Tonka Council approves final plats for the Enclave at Regal Oak

City’s ‘McMansion’ policy will be waived to preserve more trees

By Gabby Landsverk, Sun Sailor Newspapers

The Minnetonka City Council approved a proposal, with a 5-1 vote at its May 8 meeting, for the Enclave at Regal Oak, four single-family lots on Shady Oak Road and Regal Oak.
The current properties, 3639 Shady Oak Rd. and 3627 Regal Oak, will be subdivided to allow for the four single-family lots, ranging from 22,000 square feet to 46,110 square feet.
The initial concept plan review for the site included subdividing the properties into six single-family lots, which the council determined was too many lots.

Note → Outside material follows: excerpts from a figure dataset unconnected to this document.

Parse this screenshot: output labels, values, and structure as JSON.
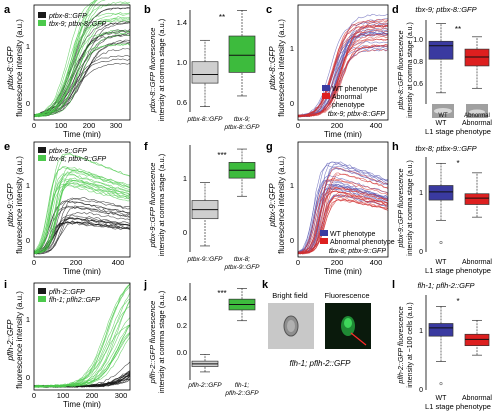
{
  "figure": {
    "panels": {
      "a": {
        "letter": "a",
        "y_label": [
          "ptbx-8::GFP",
          "fluorescence intensity (a.u.)"
        ],
        "x_label": "Time (min)",
        "x_ticks": [
          "0",
          "100",
          "200",
          "300"
        ],
        "y_ticks": [
          "0",
          "1"
        ],
        "legend": [
          "ptbx-8::GFP",
          "tbx-9; ptbx-8::GFP"
        ]
      },
      "b": {
        "letter": "b",
        "y_label": [
          "ptbx-8::GFP fluorescence",
          "intensity at comma stage (a.u.)"
        ],
        "y_ticks": [
          "0.6",
          "1.0",
          "1.4"
        ],
        "x_labels": [
          [
            "ptbx-8::GFP"
          ],
          [
            "tbx-9;",
            "ptbx-8::GFP"
          ]
        ],
        "significance": "**"
      },
      "c": {
        "letter": "c",
        "y_label": [
          "ptbx-8::GFP",
          "fluorescence intensity (a.u.)"
        ],
        "x_label": "Time (min)",
        "x_ticks": [
          "0",
          "200",
          "400"
        ],
        "y_ticks": [
          "0",
          "1"
        ],
        "legend": [
          "WT phenotype",
          "Abnormal",
          "phenotype"
        ],
        "genotype": "tbx-9; ptbx-8::GFP"
      },
      "d": {
        "letter": "d",
        "title": "tbx-9; ptbx-8::GFP",
        "y_label": [
          "ptbx-8::GFP fluorescence",
          "intensity at comma stage (a.u.)"
        ],
        "y_ticks": [
          "0.6",
          "0.8",
          "1.0"
        ],
        "x_labels": [
          "WT",
          "Abnormal"
        ],
        "x_caption": "L1 stage phenotype",
        "significance": "**",
        "inset_labels": [
          "WT",
          "Abnormal"
        ]
      },
      "e": {
        "letter": "e",
        "y_label": [
          "ptbx-9::GFP",
          "fluorescence intensity (a.u.)"
        ],
        "x_label": "Time (min)",
        "x_ticks": [
          "0",
          "200",
          "400"
        ],
        "y_ticks": [
          "0",
          "1"
        ],
        "legend": [
          "ptbx-9::GFP",
          "tbx-8; ptbx-9::GFP"
        ]
      },
      "f": {
        "letter": "f",
        "y_label": [
          "ptbx-9::GFP fluorescence",
          "intensity at comma stage (a.u.)"
        ],
        "y_ticks": [
          "0",
          "1"
        ],
        "x_labels": [
          [
            "ptbx-9::GFP"
          ],
          [
            "tbx-8;",
            "ptbx-9::GFP"
          ]
        ],
        "significance": "***"
      },
      "g": {
        "letter": "g",
        "y_label": [
          "ptbx-9::GFP",
          "fluorescence intensity (a.u.)"
        ],
        "x_label": "Time (min)",
        "x_ticks": [
          "0",
          "200",
          "400"
        ],
        "y_ticks": [
          "0",
          "1"
        ],
        "legend": [
          "WT phenotype",
          "Abnormal phenotype"
        ],
        "genotype": "tbx-8; ptbx-9::GFP"
      },
      "h": {
        "letter": "h",
        "title": "tbx-8; ptbx-9::GFP",
        "y_label": [
          "ptbx-9::GFP fluorescence",
          "intensity at comma stage (a.u.)"
        ],
        "y_ticks": [
          "0",
          "1"
        ],
        "x_labels": [
          "WT",
          "Abnormal"
        ],
        "x_caption": "L1 stage phenotype",
        "significance": "*"
      },
      "i": {
        "letter": "i",
        "y_label": [
          "pflh-2::GFP",
          "fluorescence intensity (a.u.)"
        ],
        "x_label": "Time (min)",
        "x_ticks": [
          "0",
          "100",
          "200",
          "300"
        ],
        "y_ticks": [
          "0",
          "1"
        ],
        "legend": [
          "pflh-2::GFP",
          "flh-1; pflh2::GFP"
        ]
      },
      "j": {
        "letter": "j",
        "y_label": [
          "pflh-2::GFP fluorescence",
          "intensity at comma stage (a.u.)"
        ],
        "y_ticks": [
          "0.0",
          "0.2",
          "0.4"
        ],
        "x_labels": [
          [
            "pflh-2::GFP"
          ],
          [
            "flh-1;",
            "pflh-2::GFP"
          ]
        ],
        "significance": "***"
      },
      "k": {
        "letter": "k",
        "image_titles": [
          "Bright field",
          "Fluorescence"
        ],
        "caption": "flh-1; pflh-2::GFP"
      },
      "l": {
        "letter": "l",
        "title": "flh-1; pflh-2::GFP",
        "y_label": [
          "pflh-2::GFP fluorescence",
          "intensity at ~100 cells (a.u.)"
        ],
        "y_ticks": [
          "0",
          "1"
        ],
        "x_labels": [
          "WT",
          "Abnormal"
        ],
        "x_caption": "L1 stage phenotype",
        "significance": "*"
      }
    },
    "colors": {
      "black_trace": "#1a1a1a",
      "green_trace": "#4cc94c",
      "green_box": "#3dbb3d",
      "gray_box": "#cfcfcf",
      "blue_box": "#3a3aa0",
      "red_box": "#dd1f1f",
      "blue_trace": "#5b5bb5",
      "red_trace": "#d23030"
    },
    "chart_data": [
      {
        "panel": "b",
        "type": "box",
        "categories": [
          "ptbx-8::GFP",
          "tbx-9; ptbx-8::GFP"
        ],
        "boxes": [
          {
            "whisker_low": 0.6,
            "q1": 0.82,
            "median": 0.9,
            "q3": 1.02,
            "whisker_high": 1.22
          },
          {
            "whisker_low": 0.7,
            "q1": 0.92,
            "median": 1.08,
            "q3": 1.26,
            "whisker_high": 1.5
          }
        ],
        "ylim": [
          0.55,
          1.55
        ]
      },
      {
        "panel": "d",
        "type": "box",
        "categories": [
          "WT",
          "Abnormal"
        ],
        "boxes": [
          {
            "whisker_low": 0.6,
            "q1": 0.9,
            "median": 1.02,
            "q3": 1.06,
            "whisker_high": 1.22
          },
          {
            "whisker_low": 0.64,
            "q1": 0.84,
            "median": 0.92,
            "q3": 0.99,
            "whisker_high": 1.1
          }
        ],
        "ylim": [
          0.5,
          1.25
        ]
      },
      {
        "panel": "f",
        "type": "box",
        "categories": [
          "ptbx-9::GFP",
          "tbx-8; ptbx-9::GFP"
        ],
        "boxes": [
          {
            "whisker_low": -0.2,
            "q1": 0.25,
            "median": 0.4,
            "q3": 0.55,
            "whisker_high": 0.85
          },
          {
            "whisker_low": 0.62,
            "q1": 0.92,
            "median": 1.05,
            "q3": 1.18,
            "whisker_high": 1.4
          }
        ],
        "ylim": [
          -0.3,
          1.5
        ]
      },
      {
        "panel": "h",
        "type": "box",
        "categories": [
          "WT",
          "Abnormal"
        ],
        "boxes": [
          {
            "whisker_low": 0.5,
            "q1": 0.82,
            "median": 0.95,
            "q3": 1.05,
            "whisker_high": 1.4,
            "outliers": [
              0.15
            ]
          },
          {
            "whisker_low": 0.55,
            "q1": 0.75,
            "median": 0.85,
            "q3": 0.92,
            "whisker_high": 1.25
          }
        ],
        "ylim": [
          0,
          1.5
        ]
      },
      {
        "panel": "j",
        "type": "box",
        "categories": [
          "pflh-2::GFP",
          "flh-1; pflh-2::GFP"
        ],
        "boxes": [
          {
            "whisker_low": -0.06,
            "q1": -0.02,
            "median": 0.0,
            "q3": 0.02,
            "whisker_high": 0.07
          },
          {
            "whisker_low": 0.32,
            "q1": 0.4,
            "median": 0.44,
            "q3": 0.48,
            "whisker_high": 0.56
          }
        ],
        "ylim": [
          -0.12,
          0.6
        ]
      },
      {
        "panel": "l",
        "type": "box",
        "categories": [
          "WT",
          "Abnormal"
        ],
        "boxes": [
          {
            "whisker_low": 0.45,
            "q1": 0.85,
            "median": 0.98,
            "q3": 1.05,
            "whisker_high": 1.32,
            "outliers": [
              0.1
            ]
          },
          {
            "whisker_low": 0.55,
            "q1": 0.7,
            "median": 0.8,
            "q3": 0.88,
            "whisker_high": 1.1
          }
        ],
        "ylim": [
          0,
          1.5
        ]
      },
      {
        "panel": "a",
        "type": "line",
        "xlim": [
          0,
          350
        ],
        "ylim": [
          -0.05,
          1.55
        ],
        "series": [
          {
            "name": "ptbx-8::GFP",
            "color": "black_trace",
            "shape": [
              160,
              1.15,
              0.75,
              0.03
            ]
          },
          {
            "name": "tbx-9; ptbx-8::GFP",
            "color": "green_trace",
            "shape": [
              150,
              1.35,
              0.55,
              0.035
            ]
          }
        ]
      },
      {
        "panel": "c",
        "type": "line",
        "xlim": [
          0,
          460
        ],
        "ylim": [
          -0.05,
          1.5
        ],
        "series": [
          {
            "name": "WT phenotype",
            "color": "blue_trace",
            "shape": [
              190,
              1.15,
              0.45,
              0.03
            ]
          },
          {
            "name": "Abnormal phenotype",
            "color": "red_trace",
            "shape": [
              200,
              1.1,
              0.4,
              0.03
            ]
          }
        ]
      },
      {
        "panel": "e",
        "type": "line",
        "xlim": [
          0,
          460
        ],
        "ylim": [
          -0.05,
          1.5
        ],
        "series": [
          {
            "name": "ptbx-9::GFP",
            "color": "black_trace",
            "shape": [
              100,
              0.6,
              0.6,
              0.05
            ]
          },
          {
            "name": "tbx-8; ptbx-9::GFP",
            "color": "green_trace",
            "shape": [
              90,
              1.15,
              0.45,
              0.055
            ]
          }
        ]
      },
      {
        "panel": "g",
        "type": "line",
        "xlim": [
          0,
          460
        ],
        "ylim": [
          -0.05,
          1.5
        ],
        "series": [
          {
            "name": "WT phenotype",
            "color": "blue_trace",
            "shape": [
              100,
              1.05,
              0.5,
              0.055
            ]
          },
          {
            "name": "Abnormal phenotype",
            "color": "red_trace",
            "shape": [
              110,
              0.95,
              0.5,
              0.05
            ]
          }
        ]
      },
      {
        "panel": "i",
        "type": "line",
        "xlim": [
          0,
          330
        ],
        "ylim": [
          -0.05,
          1.4
        ],
        "series": [
          {
            "name": "pflh-2::GFP",
            "color": "black_trace",
            "shape": [
              330,
              0.35,
              0.7,
              0.03
            ]
          },
          {
            "name": "flh-1; pflh2::GFP",
            "color": "green_trace",
            "shape": [
              270,
              1.2,
              0.6,
              0.03
            ]
          }
        ]
      }
    ]
  }
}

A plan was later proposed to subdivide into five lots, with a planned unit development rezoning; both the planning commission and city staff recommended denial, as the planned unit development would not provide significant public benefit and the plan would have a significant impact on more than 50 percent of the area trees, in violation of the city’s tree ordinance.
“We didn’t really feel like it met the goals for a planned unit development in this neighborhood,” said City Planner Loren Gordon. “The developer pulled back and retooled … that proposal is just a straightforward R-1 proposal.”

The applicant, Airborne Construction One LLC, then withdrew the proposal voluntary to revise the plan.
After continued back-and-forth with city staff member and engineers, the applicant’s current plan was proposed.
“This has come a long way in terms of minimizing those initial impacts on trees,” Gordon said.
Of the two currently existing homes on the property, one home will remain, while the other will be destroyed to make room for three new custom-designed homes.
In order to minimize impact to the site, staff members recommended a setback variance to allow for a 25-foot setback instead of the conventional 35-foot setback. Such a variance would be consistent with other developments in the area, Gorden said, and help preserve some of the trees on the lots.
Resident Vanessa Green, who had previously shared concerns about the development at the concept plan review, expressed her continued opposition to the project.
“I remain concerned about the number of trees being destroyed, the effect on the habitat of wildlife there, and I’m mortified by the size of the homes,” she said.

Staff members also recommended that the council waive the city’s “McMansion policy” for the development. Intended to keep developments consistent with surrounding neighborhoods, the policy requires that the floor area ratio (square footage of the house divided by the lot size) of the subject property not be greater than the largest floor area ratio of properties within 1,000 feet on the same street, and a distance of 400 feet from the subject property. The policy does not apply to all development projects, but is triggered when a variance, such as the setback request, is proposed.
Gordon explained that the variance would not significantly impact the buildable area of the lot, but rather shift it to allow for minimal impact on the existing trees.

The council agreed with the setback variance, but members expressed mixed feelings about waiving the policy to the development.
“I see no reason why we should risk a bigger house here than our McMansion policy would allow,” said Councilmember Dick Allendorf. “I would hate to give up a control that we all as council members worked for and studied and put into effect to just let the developer put up as big a house as he wants.”
Councilmember Patty Acomb expressed concerns about setting a precedent by waiving the policy.
Community Development Director Julie Wischnack added that should the council choose to waive the policy, the development would still be restricted in size by the tree ordinance; the waiver would add approximately 500 square feet of buildable area across all four lots.
“You have to ask yourself, is 500 square feet worth invoking the McMansion policy or is it not that important, in which case you would waive it.” Wischnack said. “The policy is not a law or ordinance. It is simply that — a policy that guides the council in their decision-making.”

Councilmember Tim Bergstedt said that the improved design of the project was worth waiving the policy.
“This has been before us a number of times and I think from where we started, with a bunch of cookie cutter small houses to an R-1 development now, I think it’s much improved,” he said.
Mayor Terry Schneider agreed.
“I would rather have people able to do a custom home, within the constraints of the setbacks and the tree ordinance, so they can do what they want and hopefully they’re all different,” Schneider said. “This is kind of a strange lot that they’re trying to make use of and it’s really improved. … I think to be overly picky is not good public policy.”
Allendorf was the sole dissenting vote in the decision to approve the plat.